Source: Xinhua 2018-04-06 23:35:58

ROME, April 6 (Xinhua) -- Half of the public employees of a Sicilian village are under investigation for aggravated fraud because they habitually played hooky from work, local media has reported.

A judge has suspended 16 out of 23 suspects, including three managers, from their jobs in the community of Ficarra, population of 1,400, according to La Sicilia newspaper.

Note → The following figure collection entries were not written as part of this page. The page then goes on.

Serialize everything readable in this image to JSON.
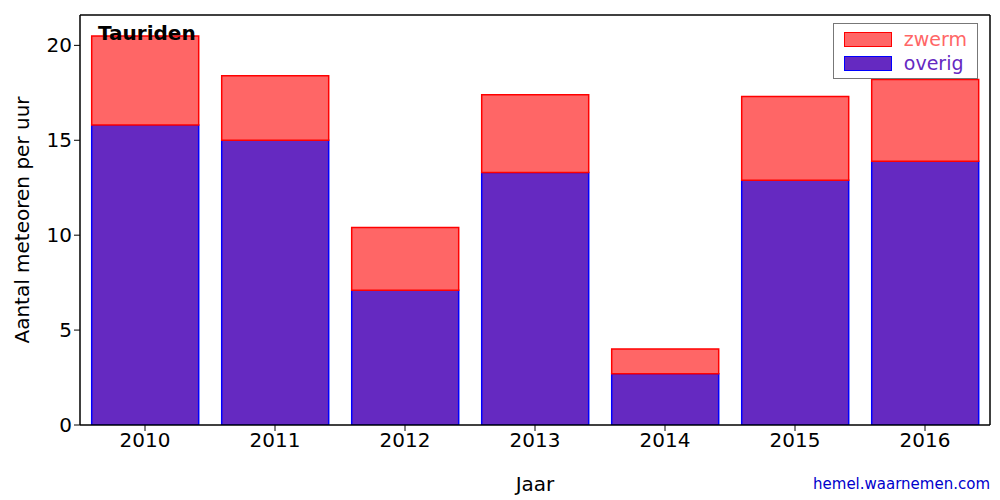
{
  "chart_data": {
    "type": "bar",
    "title": "Tauriden",
    "x_label": "Jaar",
    "y_label": "Aantal meteoren per uur",
    "annotation": "hemel.waarnemen.com",
    "categories": [
      "2010",
      "2011",
      "2012",
      "2013",
      "2014",
      "2015",
      "2016"
    ],
    "series": [
      {
        "name": "overig",
        "color": "#6529c1",
        "values": [
          15.8,
          15.0,
          7.1,
          13.3,
          2.7,
          12.9,
          13.9
        ]
      },
      {
        "name": "zwerm",
        "color": "#ff6666",
        "values": [
          4.7,
          3.4,
          3.3,
          4.1,
          1.3,
          4.4,
          4.3
        ]
      }
    ],
    "ylim": [
      0,
      21.6
    ],
    "yticks": [
      0,
      5,
      10,
      15,
      20
    ],
    "stacked": true,
    "legend": "upper right"
  }
}
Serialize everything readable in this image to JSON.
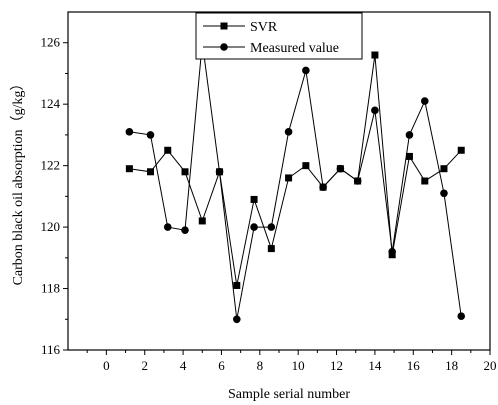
{
  "chart_data": {
    "type": "line",
    "xlabel": "Sample serial number",
    "ylabel": "Carbon black oil absorption（g/kg）",
    "xlim": [
      -2,
      20
    ],
    "ylim": [
      116,
      127
    ],
    "xticks": [
      0,
      2,
      4,
      6,
      8,
      10,
      12,
      14,
      16,
      18,
      20
    ],
    "yticks": [
      116,
      118,
      120,
      122,
      124,
      126
    ],
    "grid": false,
    "legend_position": "top-center",
    "series": [
      {
        "name": "SVR",
        "marker": "square",
        "x": [
          1.2,
          2.3,
          3.2,
          4.1,
          5.0,
          5.9,
          6.8,
          7.7,
          8.6,
          9.5,
          10.4,
          11.3,
          12.2,
          13.1,
          14.0,
          14.9,
          15.8,
          16.6,
          17.6,
          18.5
        ],
        "values": [
          121.9,
          121.8,
          122.5,
          121.8,
          120.2,
          121.8,
          118.1,
          120.9,
          119.3,
          121.6,
          122.0,
          121.3,
          121.9,
          121.5,
          125.6,
          119.1,
          122.3,
          121.5,
          121.9,
          122.5
        ]
      },
      {
        "name": "Measured value",
        "marker": "circle",
        "x": [
          1.2,
          2.3,
          3.2,
          4.1,
          5.0,
          5.9,
          6.8,
          7.7,
          8.6,
          9.5,
          10.4,
          11.3,
          12.2,
          13.1,
          14.0,
          14.9,
          15.8,
          16.6,
          17.6,
          18.5
        ],
        "values": [
          123.1,
          123.0,
          120.0,
          119.9,
          126.0,
          121.8,
          117.0,
          120.0,
          120.0,
          123.1,
          125.1,
          121.3,
          121.9,
          121.5,
          123.8,
          119.2,
          123.0,
          124.1,
          121.1,
          117.1
        ]
      }
    ]
  }
}
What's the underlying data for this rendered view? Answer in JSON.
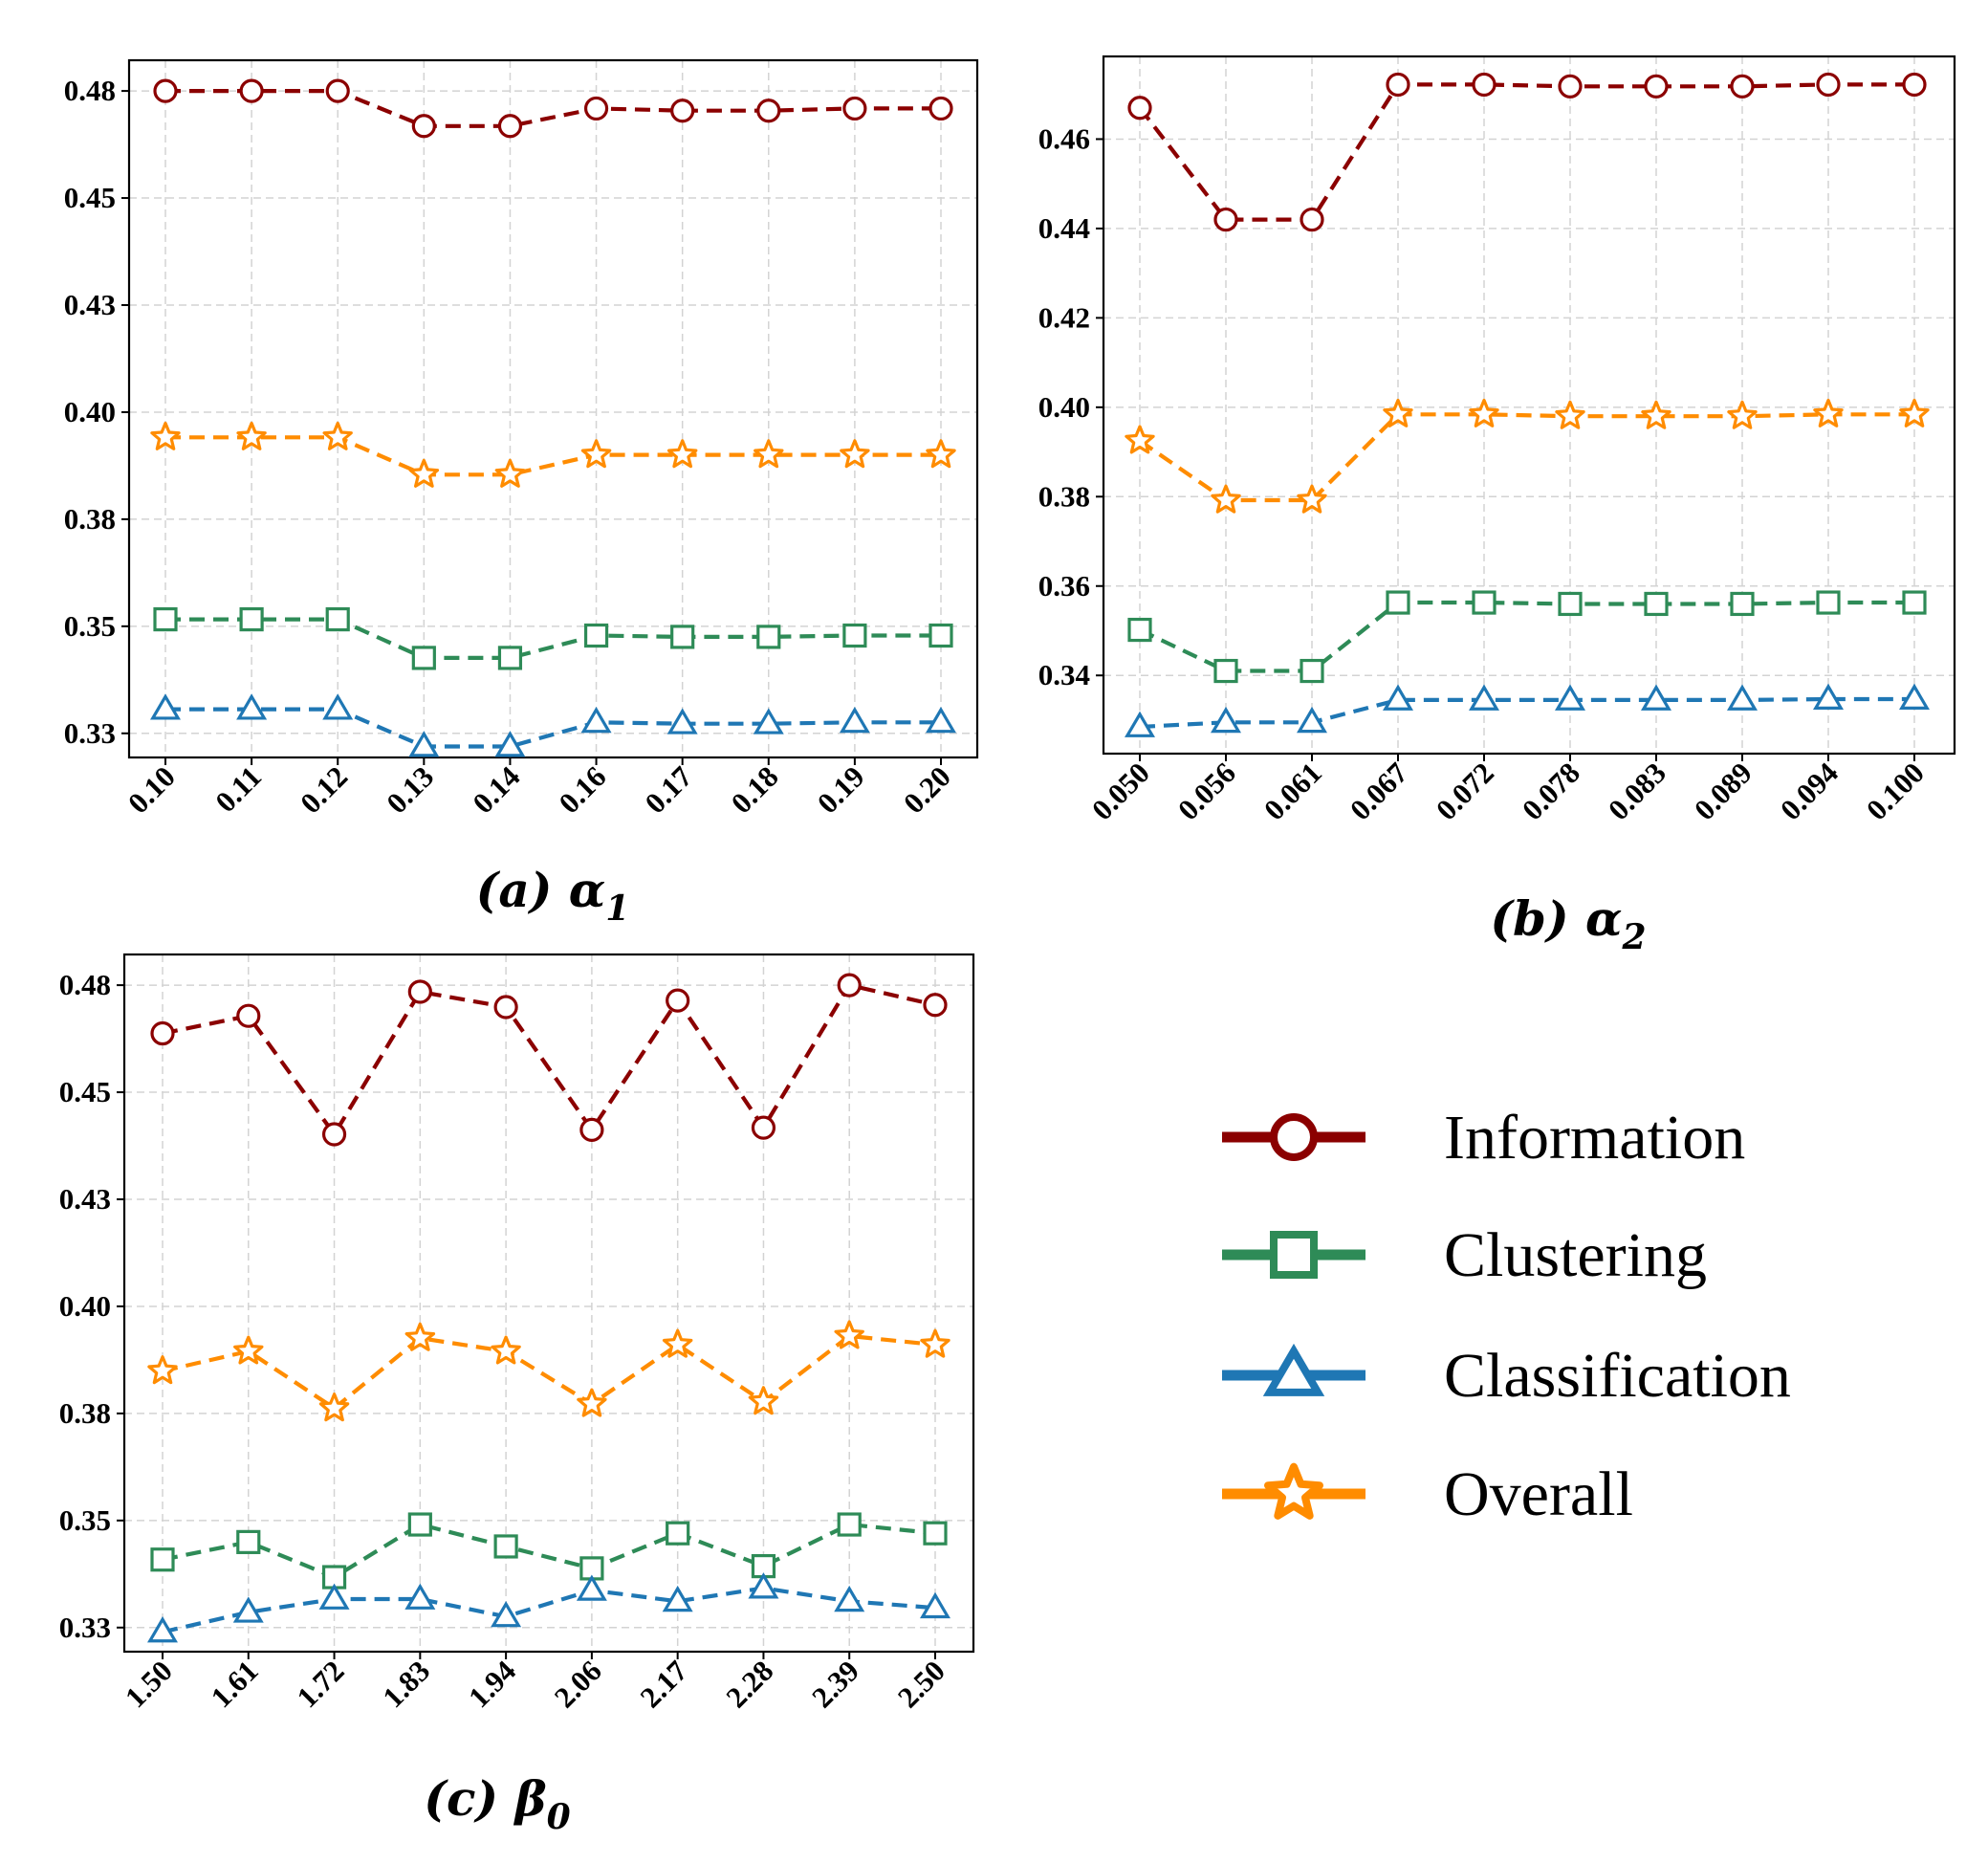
{
  "chart_data": [
    {
      "type": "line",
      "caption": "(a) α1",
      "categories": [
        "0.10",
        "0.11",
        "0.12",
        "0.13",
        "0.14",
        "0.16",
        "0.17",
        "0.18",
        "0.19",
        "0.20"
      ],
      "yticks": [
        "0.48",
        "0.45",
        "0.43",
        "0.40",
        "0.38",
        "0.35",
        "0.33"
      ],
      "ylim": [
        0.327,
        0.486
      ],
      "series": [
        {
          "name": "Information",
          "values": [
            0.479,
            0.479,
            0.479,
            0.471,
            0.471,
            0.475,
            0.4745,
            0.4745,
            0.475,
            0.475
          ]
        },
        {
          "name": "Overall",
          "values": [
            0.4,
            0.4,
            0.4,
            0.3915,
            0.3915,
            0.396,
            0.396,
            0.396,
            0.396,
            0.396
          ]
        },
        {
          "name": "Clustering",
          "values": [
            0.3585,
            0.3585,
            0.3585,
            0.3497,
            0.3497,
            0.3548,
            0.3545,
            0.3545,
            0.3548,
            0.3548
          ]
        },
        {
          "name": "Classification",
          "values": [
            0.338,
            0.338,
            0.338,
            0.3295,
            0.3295,
            0.335,
            0.3347,
            0.3347,
            0.335,
            0.335
          ]
        }
      ]
    },
    {
      "type": "line",
      "caption": "(b) α2",
      "categories": [
        "0.050",
        "0.056",
        "0.061",
        "0.067",
        "0.072",
        "0.078",
        "0.083",
        "0.089",
        "0.094",
        "0.100"
      ],
      "yticks": [
        "0.46",
        "0.44",
        "0.42",
        "0.40",
        "0.38",
        "0.36",
        "0.34"
      ],
      "ylim": [
        0.3225,
        0.4785
      ],
      "series": [
        {
          "name": "Information",
          "values": [
            0.467,
            0.442,
            0.442,
            0.4722,
            0.4722,
            0.4718,
            0.4718,
            0.4718,
            0.4722,
            0.4722
          ]
        },
        {
          "name": "Overall",
          "values": [
            0.3925,
            0.3792,
            0.3792,
            0.3984,
            0.3984,
            0.398,
            0.398,
            0.398,
            0.3984,
            0.3984
          ]
        },
        {
          "name": "Clustering",
          "values": [
            0.3502,
            0.341,
            0.341,
            0.3563,
            0.3563,
            0.356,
            0.356,
            0.356,
            0.3563,
            0.3563
          ]
        },
        {
          "name": "Classification",
          "values": [
            0.3285,
            0.3295,
            0.3295,
            0.3345,
            0.3345,
            0.3345,
            0.3345,
            0.3345,
            0.3347,
            0.3347
          ]
        }
      ]
    },
    {
      "type": "line",
      "caption": "(c) β0",
      "categories": [
        "1.50",
        "1.61",
        "1.72",
        "1.83",
        "1.94",
        "2.06",
        "2.17",
        "2.28",
        "2.39",
        "2.50"
      ],
      "yticks": [
        "0.48",
        "0.45",
        "0.43",
        "0.40",
        "0.38",
        "0.35",
        "0.33"
      ],
      "ylim": [
        0.327,
        0.486
      ],
      "series": [
        {
          "name": "Information",
          "values": [
            0.468,
            0.472,
            0.445,
            0.4775,
            0.474,
            0.446,
            0.4755,
            0.4465,
            0.479,
            0.4745
          ]
        },
        {
          "name": "Overall",
          "values": [
            0.391,
            0.3955,
            0.3825,
            0.3985,
            0.3955,
            0.3835,
            0.397,
            0.384,
            0.399,
            0.397
          ]
        },
        {
          "name": "Clustering",
          "values": [
            0.348,
            0.352,
            0.344,
            0.356,
            0.351,
            0.346,
            0.354,
            0.3465,
            0.356,
            0.354
          ]
        },
        {
          "name": "Classification",
          "values": [
            0.3315,
            0.336,
            0.339,
            0.339,
            0.335,
            0.341,
            0.3385,
            0.3415,
            0.3385,
            0.337
          ]
        }
      ]
    }
  ],
  "legend": [
    {
      "label": "Information",
      "marker": "circle",
      "color": "#8b0000"
    },
    {
      "label": "Clustering",
      "marker": "square",
      "color": "#2e8b57"
    },
    {
      "label": "Classification",
      "marker": "triangle",
      "color": "#1f77b4"
    },
    {
      "label": "Overall",
      "marker": "star",
      "color": "#ff8c00"
    }
  ],
  "colors": {
    "Information": "#8b0000",
    "Clustering": "#2e8b57",
    "Classification": "#1f77b4",
    "Overall": "#ff8c00"
  }
}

The village has a total of 40 public employees.

The 23 suspects clocked in to work, then spent the day running errands. "It's been done this way for the past 30 years," one suspect reportedly told police.

Investigators unearthed a "fraudulent and pathological system" in a context of "administrative anarchy," La Stampa newspaper said.

Codacons consumer association said it would join any court proceedings as a civil plaintiff.

Italy is not new to cases of blatant and protracted absenteeism among its public sector employees.

In early 2017, police arrested 55 doctors and nurses at a Naples public hospital who defrauded public coffers of an estimated 800,000 euros (over 980,000 U.S. dollars) over the course of five years of absenteeism.

One of them worked as a chef, and another went to play tennis while claiming to be on duty.

Under a 2016 government reform, absentee public employees must be swiftly suspended pending an investigation, and sacked if found guilty.